As several of the players covered their heads with the hoods of their sweatshirts or their tearful eyes with their hands, Ausmus wept into the microphone in front of him.
And so Ausmus’ first test as Angels manager will be a cruel and unfair one, nothing to do with running a marginal pitching staff or caring for two-way player Shohei Ohtani. He will have to oversee a team in mourning when he is in a similar emotional state.
“We’re all kind of in the same boat on this one,” Ausmus said. “We all feel a tremendous loss.”
Jeff Mathis predicted as much earlier in the Rangers clubhouse. Mathis played for the Angels when pitcher Nick Adenhart and two friends were killed by a drunk driver after a game. He also played for the Miami Marlins when pitcher Jose Fernandez died in a cocaine-fueled boating crash.
Mike Scioscia managed the Angels when Adenhart died and Don Mattingly the Marlins when Fernandez perished.
“I remember seeing them walking around, just like everybody else, in shock and numb and all those terrible feelings,” Mathis said.
Ausmus said several people reached out to him over the last couple of days, “including managers who have gone through similar experiences.”
He wouldn’t say whether Scioscia was one of them.
“To a man, it’s the same advice, and that is, there is no handbook for this,” Ausmus said. “You’ve just kind of got to go with your honest feelings. If you do that, then you’re not going to be wrong.”
Ausmus at least knows how a loss like this could affect a player. He caught Kile on the Astros in 1997. They remained in contact even after Kile continued his career elsewhere. Ausmus was affected by Kile’s death in June 2002.
“Once the game starts, it’s actually a refuge because it takes your mind off it, distracts you for a little while,” Ausmus said. “When you go back to your hotel room, you’re reminded of reality.”
Tony La Russa was the manager of that Cardinals team.
Of Skaggs’ death, La Russa said in a phone interview, “I think it’s very similar to what we went through.”
Like Skaggs, Kile was well-liked.
“Darryl was our leader,” La Russa said.
Like the Angels, the Cardinals decided to resume play a day after tragedy struck because they felt that’s what their deceased pitcher would have wanted.
The Cardinals lost five of the first seven games they played after Kile’s death.
“We had no energy,” La Russa said.
La Russa said he and his coaches, as well as general manager Walt Jocketty, agreed on what they wouldn’t do to address the problem.
“We all thought the wrong thing to do would be to push the players to put that aside,” La Russa said. “We thought that was not sympathetic. We tried to bring them back slowly. This was such a unique thing.”

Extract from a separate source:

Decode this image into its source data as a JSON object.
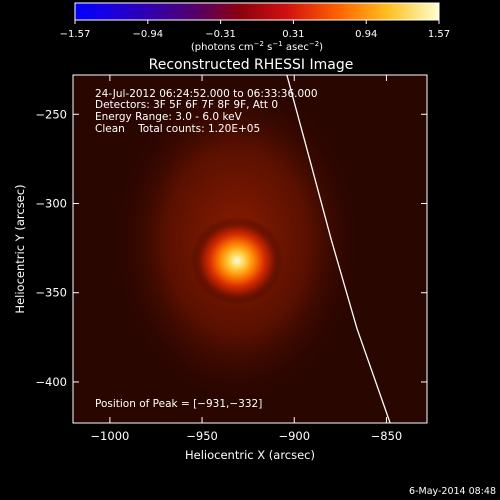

La Russa said he received advice from his friend Bob Ladouceur, then the football coach at record-setting De La Salle High in Northern California. Ladouceur had experience helping his players deal with the death of a teammate.
Then came word from Kile in the form of a column in the St. Louis Post-Dispatch. The newspaper ran what Kile said about the death of his own father: basically, that he would never get over it, but that he had to separate his personal and work lives.
La Russa read the column to his players, and they rebounded. The Cardinals went on to win the National League Central and reached the NL Championship Series.
In retrospect, La Russa said he wasn’t only guiding the players; he was also being guided by them.
“That’s what you do as a family,” La Russa said.
Ausmus wept Tuesday. He wiped away tears with his shirt sleeve. There were moments he stared blankly into the table in front of him.
He will lead these Angels in what could be the most difficult period of their careers. But they will also have to give him strength. They are more than manager and players now. They are fellow mourners.